Erykah Badu coloca sua arte no mundo como uma doula
“Tenho um pé na Terra e outro dentro de um frasco de eletricidade.”
Em um mundo que corre na velocidade de um scroll, Erykah Badu convidou 25 pessoas a diminuir o ritmo e escutar.
Para celebrar seus 25 anos, Telekom Electronic Beats convidou a Rainha do neo-soul a transformar a Reethaus Berlin — seu “Sound Temple” — em um espaço de som e silêncio com um evento batizado de “Monday Ceremony”. Durante uma imersão intimista guiada pela própria Badu, os convidados entregaram os celulares, deitaram em colchonetes no chão e se sintonizaram pelos fones de ouvido.
Após sua estreia em Tóquio, realizada no rooftop do Kalkul, em Shibuya, neste verão, a edição de Berlim ofereceu um raro encontro com a prática em constante evolução de Badu; uma mistura de gravações de arquivo, material inédito e improvisações espontâneas que jamais se repetirão. A performance flutuou entre o digital e o analógico, criando uma meditação coletiva sobre o que significa estar plenamente presente.
Continue a leitura para uma conversa com Erykah Badu sobre presença, processo e o poder da cerimônia em uma era de distrações.
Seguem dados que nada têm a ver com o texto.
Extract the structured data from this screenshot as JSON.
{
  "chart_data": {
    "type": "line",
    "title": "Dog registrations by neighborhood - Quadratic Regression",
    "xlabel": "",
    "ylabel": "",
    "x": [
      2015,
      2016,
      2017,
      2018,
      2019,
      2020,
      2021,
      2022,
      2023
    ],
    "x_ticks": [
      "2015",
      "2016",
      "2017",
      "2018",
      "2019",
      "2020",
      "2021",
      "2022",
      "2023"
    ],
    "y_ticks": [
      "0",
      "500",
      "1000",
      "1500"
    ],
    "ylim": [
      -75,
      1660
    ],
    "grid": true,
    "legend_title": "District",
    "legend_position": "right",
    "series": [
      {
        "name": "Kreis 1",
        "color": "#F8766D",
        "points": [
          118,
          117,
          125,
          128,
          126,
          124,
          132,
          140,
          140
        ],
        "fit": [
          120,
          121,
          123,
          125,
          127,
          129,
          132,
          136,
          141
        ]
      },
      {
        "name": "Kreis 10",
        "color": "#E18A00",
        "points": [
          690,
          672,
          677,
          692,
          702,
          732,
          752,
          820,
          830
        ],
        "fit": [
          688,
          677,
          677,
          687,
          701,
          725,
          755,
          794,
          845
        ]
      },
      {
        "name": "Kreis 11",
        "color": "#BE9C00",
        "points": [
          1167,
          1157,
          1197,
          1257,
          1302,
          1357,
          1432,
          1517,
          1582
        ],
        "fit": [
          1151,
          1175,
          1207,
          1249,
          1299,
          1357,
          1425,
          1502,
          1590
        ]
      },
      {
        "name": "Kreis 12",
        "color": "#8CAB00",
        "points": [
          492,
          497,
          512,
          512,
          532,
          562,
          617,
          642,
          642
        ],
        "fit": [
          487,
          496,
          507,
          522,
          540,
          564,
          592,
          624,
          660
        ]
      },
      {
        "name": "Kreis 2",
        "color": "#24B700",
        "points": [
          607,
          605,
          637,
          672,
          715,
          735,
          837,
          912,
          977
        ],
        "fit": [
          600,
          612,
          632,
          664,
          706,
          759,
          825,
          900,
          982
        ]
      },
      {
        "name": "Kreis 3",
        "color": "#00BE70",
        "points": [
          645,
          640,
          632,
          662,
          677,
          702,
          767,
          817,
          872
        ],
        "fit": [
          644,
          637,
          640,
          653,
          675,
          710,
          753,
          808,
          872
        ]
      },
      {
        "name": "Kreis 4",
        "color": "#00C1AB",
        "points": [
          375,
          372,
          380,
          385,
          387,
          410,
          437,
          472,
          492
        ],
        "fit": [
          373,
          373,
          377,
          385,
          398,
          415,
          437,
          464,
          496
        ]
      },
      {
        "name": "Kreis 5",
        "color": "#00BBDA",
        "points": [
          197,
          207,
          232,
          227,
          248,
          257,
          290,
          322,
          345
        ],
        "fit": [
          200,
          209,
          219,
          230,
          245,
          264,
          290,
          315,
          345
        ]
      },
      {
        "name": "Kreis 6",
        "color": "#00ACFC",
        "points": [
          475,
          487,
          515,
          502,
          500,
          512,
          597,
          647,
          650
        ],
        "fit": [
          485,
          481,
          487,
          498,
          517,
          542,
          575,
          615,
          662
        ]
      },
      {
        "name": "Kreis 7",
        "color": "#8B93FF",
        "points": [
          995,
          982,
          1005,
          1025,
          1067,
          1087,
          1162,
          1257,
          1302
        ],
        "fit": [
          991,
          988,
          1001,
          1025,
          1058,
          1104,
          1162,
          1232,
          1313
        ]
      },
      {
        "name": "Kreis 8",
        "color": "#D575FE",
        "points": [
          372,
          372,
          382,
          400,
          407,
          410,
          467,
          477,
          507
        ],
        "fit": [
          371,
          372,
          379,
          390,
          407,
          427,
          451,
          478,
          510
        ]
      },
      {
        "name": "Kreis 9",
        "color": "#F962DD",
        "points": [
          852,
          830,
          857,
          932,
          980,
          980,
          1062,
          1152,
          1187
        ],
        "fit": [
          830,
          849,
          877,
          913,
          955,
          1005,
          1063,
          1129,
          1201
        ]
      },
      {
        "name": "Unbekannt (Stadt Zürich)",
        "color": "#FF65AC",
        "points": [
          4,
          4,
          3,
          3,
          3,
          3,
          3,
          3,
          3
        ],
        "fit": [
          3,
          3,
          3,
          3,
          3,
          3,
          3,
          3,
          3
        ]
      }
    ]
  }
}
Você é doula de parto certificada. Quais os paralelos entre essa função e trazer um novo álbum ao mundo?
Trazer um álbum ao mundo tem muito em comum com o trabalho de uma doula de parto. Ambos exigem paciência. Às vezes, o silêncio vem antes do nascimento e, na maioria das vezes, há dor e a liberação de algo muito pessoal. Em ambos os casos, é algo com o qual só você conviveu e que agora precisa compartilhar com o mundo. É, ao mesmo tempo, um alívio e assustador.
Você escreve intencionalmente suas próprias letras, ou é mais no improviso?
Meu processo de escrita é improvisacional. Para mim, escrever precisa ter música envolvida; do contrário, eu estaria escrevendo poesia. A primeira coisa que faço é murmurar junto com a melodia para ver onde me encaixo. Depois, começo a entoar ritmicamente para entender onde meu tambor se encaixa com os demais. Então, preciso interpretar todo esse processo de canto. Consigo ouvir palavras ali, e também melodias. Como compositora, escrevo todas as minhas músicas; por isso, é como um mini-nascimento cada vez que dou som a algo que sou ou sinto.
Você também disse que a performance é sua terapia. O que se cura quando você está no palco?
Para mim, a vida é um processo de cura após cura, após cura, após cura. Algo se cura toda vez que subo ao palco, porque consigo abrir a boca e soltar as coisas que já não me fazem crescer. Algo se cura a cada vez; se não em mim, em alguém da plateia — em algum lugar, alguém está se identificando ou espelhando o que estou vivendo — e essa pessoa pode receber a cura antes de mim.
Você carrega amuletos da sorte e talismãs. Está usando alguns agora?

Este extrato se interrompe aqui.